Written by Lingzi Luo, MSW/MPH, Clinical Research Coordinator at WashU School of Medicine; Institute for Public Health Summer Research Program – Public and Global Health Track alumnus
Wuhan (China) is my hometown. To me, the COVID-19 outbreak has already lasted more than two months. I did not just go through one outbreak. I went through outbreaks in Wuhan, in Korea, in Italy, and now in the United States.
January 26, I sent an email to Habif Health Center at WashU warning that COVID-19 is transmissible during incubation period, which means increased threat of community spread in the U.S. At that time, although the Chinese government announced it, U.S. CDC experts doubted it and asked for more evidence – the evidence was reported, but it was in Chinese.
A lot of information was lost in translation, the translation of other languages to English, and the translation of research evidence or knowledge to policy implementation, practice, and public awareness.
Dr. Wenliang Li, ophthalmologist at Wuhan Central Hospital, sent a private group message to warn about confirmed SARS cases on Dec 30, 2019. The message was leaked. He was admonished by the police for spreading ‘rumor’ on Jan 3. He continued working as an eye doctor. It’s such a tragedy that he passed away because of COVID-19. We will remember him forever. If you Google search, “Wenliang Li Coronavirus”, there are 2,230,000 results.
If you Google search, “Dr. Zhang Jixian Coronavirus”, there are only 35,400 results. She is the first doctor who noticed the few cases with pneumonia as being unusual, reported to the hospital on Dec 27, 2019. The hospital reported to Wuhan CDC on Dec 29. Wuhan government announced it to the public on Dec 31. According to the New England Journal of Medicine, the World Health Organization and countries, including the U.S., were notified on Jan 3, 2020. This part of the story was rarely in the news. To me, Dr. Zhang is the hero.

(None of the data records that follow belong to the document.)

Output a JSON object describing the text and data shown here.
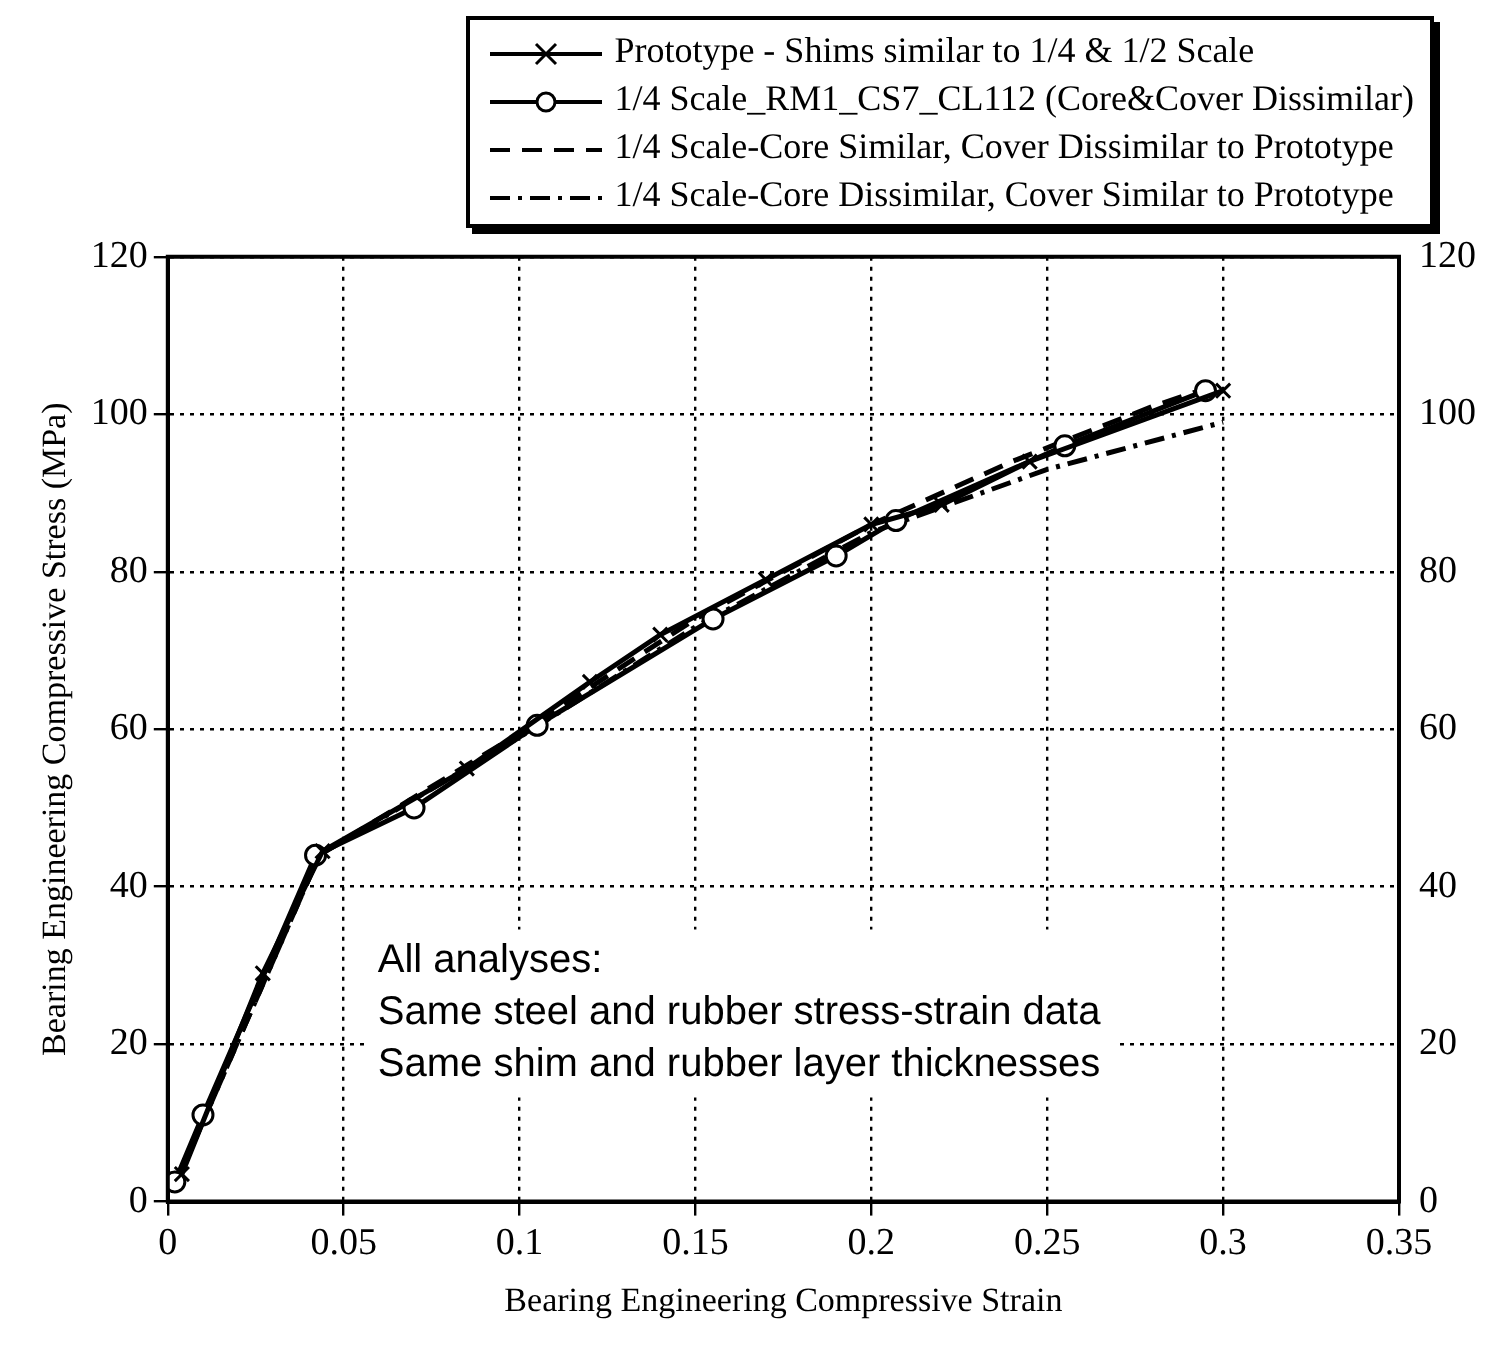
{
  "chart_data": {
    "type": "line",
    "xlabel": "Bearing Engineering Compressive Strain",
    "ylabel": "Bearing Engineering Compressive Stress (MPa)",
    "annotations": [
      "All analyses:",
      "Same steel and rubber stress-strain data",
      "Same shim and rubber layer thicknesses"
    ],
    "series": [
      {
        "name": "Prototype - Shims similar to 1/4 & 1/2 Scale",
        "color": "#000000",
        "marker": "cross",
        "line_style": "solid",
        "x": [
          0.004,
          0.027,
          0.044,
          0.085,
          0.12,
          0.14,
          0.17,
          0.2,
          0.22,
          0.245,
          0.3
        ],
        "values": [
          3.5,
          29,
          44.5,
          55,
          66,
          72,
          79,
          86,
          88.5,
          94,
          103
        ]
      },
      {
        "name": "1/4 Scale_RM1_CS7_CL112 (Core&Cover Dissimilar)",
        "color": "#000000",
        "marker": "circle",
        "line_style": "solid",
        "x": [
          0.002,
          0.01,
          0.042,
          0.07,
          0.105,
          0.155,
          0.19,
          0.207,
          0.255,
          0.295
        ],
        "values": [
          2.5,
          11,
          44,
          50,
          60.5,
          74,
          82,
          86.5,
          96,
          103
        ]
      },
      {
        "name": "1/4 Scale-Core Similar, Cover Dissimilar to Prototype",
        "color": "#000000",
        "marker": "none",
        "line_style": "dashed",
        "x": [
          0.003,
          0.043,
          0.1,
          0.15,
          0.2,
          0.24,
          0.28,
          0.3
        ],
        "values": [
          3,
          44,
          59.5,
          74,
          86,
          94,
          101,
          104
        ]
      },
      {
        "name": "1/4 Scale-Core Dissimilar, Cover Similar to Prototype",
        "color": "#000000",
        "marker": "none",
        "line_style": "dashdot",
        "x": [
          0.003,
          0.043,
          0.1,
          0.15,
          0.2,
          0.25,
          0.3
        ],
        "values": [
          3,
          44,
          59,
          73,
          85,
          93,
          99
        ]
      }
    ],
    "xlim": [
      0,
      0.35
    ],
    "xticks": [
      0,
      0.05,
      0.1,
      0.15,
      0.2,
      0.25,
      0.3,
      0.35
    ],
    "ylim": [
      0,
      120
    ],
    "yticks": [
      0,
      20,
      40,
      60,
      80,
      100,
      120
    ],
    "y2lim": [
      0,
      120
    ],
    "y2ticks": [
      0,
      20,
      40,
      60,
      80,
      100,
      120
    ],
    "grid": true,
    "legend": "top"
  }
}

In Wuhan, the initial testing criteria was narrow, giving priority to those linked to a “Wet Market” or with severe symptoms. Later, it turned out that market may not be the source of the virus. The lack of reporting was partially due to local government’s hesitancy (the local leadership’s emergency response was not comparable to cities like Shanghai or Beijing), but also because it was a novel virus and the testing kit was neither widely available nor reliable (30%-50% accuracy rate, need two positive tests to confirm a case). Wuhan was on lock-down on Jan 23, a week after test kits were distributed to Wuhan on Jan 16 and testing criteria was then expanded.
Does this story sound familiar? In early February this year, the U.S. CDC realized test kits were not as reliable as desired so did not distribute them widely. The testing criteria was set to be travel related, and community spread went undetected for weeks until late February. Then, BANG. The WHO and the U.S. CDC had no discussions about providing test kits to the U.S., because probably no one, including the WHO, had foreseen that the U.S. had such a big issue with testing.

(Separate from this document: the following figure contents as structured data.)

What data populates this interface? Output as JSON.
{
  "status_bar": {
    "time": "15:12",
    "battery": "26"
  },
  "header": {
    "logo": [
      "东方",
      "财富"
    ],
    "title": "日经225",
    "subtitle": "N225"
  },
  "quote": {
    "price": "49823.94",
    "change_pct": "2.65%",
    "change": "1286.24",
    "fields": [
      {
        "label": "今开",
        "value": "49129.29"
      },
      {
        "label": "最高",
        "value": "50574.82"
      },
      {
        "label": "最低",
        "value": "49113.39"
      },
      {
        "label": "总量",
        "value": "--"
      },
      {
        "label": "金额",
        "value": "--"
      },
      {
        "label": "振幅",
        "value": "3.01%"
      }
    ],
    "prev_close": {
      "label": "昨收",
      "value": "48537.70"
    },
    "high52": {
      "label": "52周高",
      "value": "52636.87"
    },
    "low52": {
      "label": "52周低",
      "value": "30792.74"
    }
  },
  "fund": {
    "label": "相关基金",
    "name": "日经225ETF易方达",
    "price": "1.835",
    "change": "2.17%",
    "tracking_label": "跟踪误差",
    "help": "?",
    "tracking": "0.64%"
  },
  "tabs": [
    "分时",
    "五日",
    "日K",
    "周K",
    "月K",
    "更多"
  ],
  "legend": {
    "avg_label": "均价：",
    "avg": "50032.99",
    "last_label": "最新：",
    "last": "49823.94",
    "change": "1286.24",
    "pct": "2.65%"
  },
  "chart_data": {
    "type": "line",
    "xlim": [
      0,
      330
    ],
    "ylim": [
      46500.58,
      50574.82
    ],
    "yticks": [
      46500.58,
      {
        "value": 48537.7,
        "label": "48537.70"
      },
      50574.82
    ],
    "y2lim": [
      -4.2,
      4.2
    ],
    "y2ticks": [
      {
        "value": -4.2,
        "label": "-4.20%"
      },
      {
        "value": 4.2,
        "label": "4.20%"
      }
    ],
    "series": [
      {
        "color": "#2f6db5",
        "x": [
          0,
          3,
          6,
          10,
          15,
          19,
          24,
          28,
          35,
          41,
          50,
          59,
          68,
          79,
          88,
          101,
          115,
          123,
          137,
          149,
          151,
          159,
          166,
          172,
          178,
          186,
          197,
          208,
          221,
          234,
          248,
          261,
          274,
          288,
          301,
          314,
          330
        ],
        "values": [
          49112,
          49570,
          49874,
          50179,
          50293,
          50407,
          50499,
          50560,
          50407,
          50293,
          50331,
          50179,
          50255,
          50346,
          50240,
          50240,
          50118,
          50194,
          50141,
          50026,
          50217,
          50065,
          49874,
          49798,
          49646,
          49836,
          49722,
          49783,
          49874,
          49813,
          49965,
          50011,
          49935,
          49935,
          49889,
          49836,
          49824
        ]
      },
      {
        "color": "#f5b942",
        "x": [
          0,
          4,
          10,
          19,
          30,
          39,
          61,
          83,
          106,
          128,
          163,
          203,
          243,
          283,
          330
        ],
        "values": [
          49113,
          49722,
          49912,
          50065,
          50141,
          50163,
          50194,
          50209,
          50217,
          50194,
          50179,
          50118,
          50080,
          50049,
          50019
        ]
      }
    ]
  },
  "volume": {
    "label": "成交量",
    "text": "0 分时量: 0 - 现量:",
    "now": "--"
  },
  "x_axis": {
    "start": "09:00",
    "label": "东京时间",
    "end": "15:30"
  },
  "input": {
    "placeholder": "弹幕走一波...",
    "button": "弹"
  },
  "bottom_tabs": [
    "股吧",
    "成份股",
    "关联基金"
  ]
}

We are proud of our high standard in the U.S., but will these high standards drag us down in future emergencies? Besides initial issues with testing, when there is not adequate supply of N95 respirators, the FDA did not approve Chinese KN95 respirators from its initial list as alternatives until a week later. A week of golden time when countries in Europe were also competing. Hopefully now it is not too late.

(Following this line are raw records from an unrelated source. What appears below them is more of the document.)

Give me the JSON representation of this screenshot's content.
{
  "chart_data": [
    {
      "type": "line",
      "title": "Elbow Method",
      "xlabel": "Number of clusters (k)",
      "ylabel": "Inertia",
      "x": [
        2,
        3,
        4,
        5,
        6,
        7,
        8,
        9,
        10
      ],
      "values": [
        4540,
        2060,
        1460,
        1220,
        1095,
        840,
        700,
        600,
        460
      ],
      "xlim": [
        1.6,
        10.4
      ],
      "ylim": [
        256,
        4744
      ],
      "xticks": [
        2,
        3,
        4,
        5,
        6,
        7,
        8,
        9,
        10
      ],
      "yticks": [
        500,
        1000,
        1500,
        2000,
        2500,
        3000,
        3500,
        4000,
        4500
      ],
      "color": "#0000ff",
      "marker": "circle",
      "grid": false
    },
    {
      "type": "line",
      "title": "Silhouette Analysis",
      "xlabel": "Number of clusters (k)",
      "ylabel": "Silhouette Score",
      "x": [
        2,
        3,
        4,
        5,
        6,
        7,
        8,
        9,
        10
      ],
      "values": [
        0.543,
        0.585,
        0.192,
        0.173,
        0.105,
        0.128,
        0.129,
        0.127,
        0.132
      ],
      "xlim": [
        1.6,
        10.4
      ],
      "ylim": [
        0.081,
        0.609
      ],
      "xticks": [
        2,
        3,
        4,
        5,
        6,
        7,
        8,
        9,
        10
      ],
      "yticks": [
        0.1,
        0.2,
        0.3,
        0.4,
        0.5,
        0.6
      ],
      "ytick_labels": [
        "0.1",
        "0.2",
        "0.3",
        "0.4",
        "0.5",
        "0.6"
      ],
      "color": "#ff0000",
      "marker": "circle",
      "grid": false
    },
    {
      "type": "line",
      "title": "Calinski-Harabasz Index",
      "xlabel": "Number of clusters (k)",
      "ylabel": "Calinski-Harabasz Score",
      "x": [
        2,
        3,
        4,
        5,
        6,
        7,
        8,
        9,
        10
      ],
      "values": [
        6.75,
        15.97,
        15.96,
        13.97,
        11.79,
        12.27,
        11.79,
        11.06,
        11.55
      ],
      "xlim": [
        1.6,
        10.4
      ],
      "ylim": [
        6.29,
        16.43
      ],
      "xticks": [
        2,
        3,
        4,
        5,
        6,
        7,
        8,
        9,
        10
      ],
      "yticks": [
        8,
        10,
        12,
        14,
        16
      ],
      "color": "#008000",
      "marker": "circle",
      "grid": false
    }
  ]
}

I do have great confidence in the U.S. winning this war. But overconfidence, the lesson we learned from the initial Wuhan government response, and the lessons we learned from outbreaks outside of China, and the stereotypes and propaganda from some public and media certainly did not help. I pay so much respect to nature, and to everyone who is in this fight together, one way or another.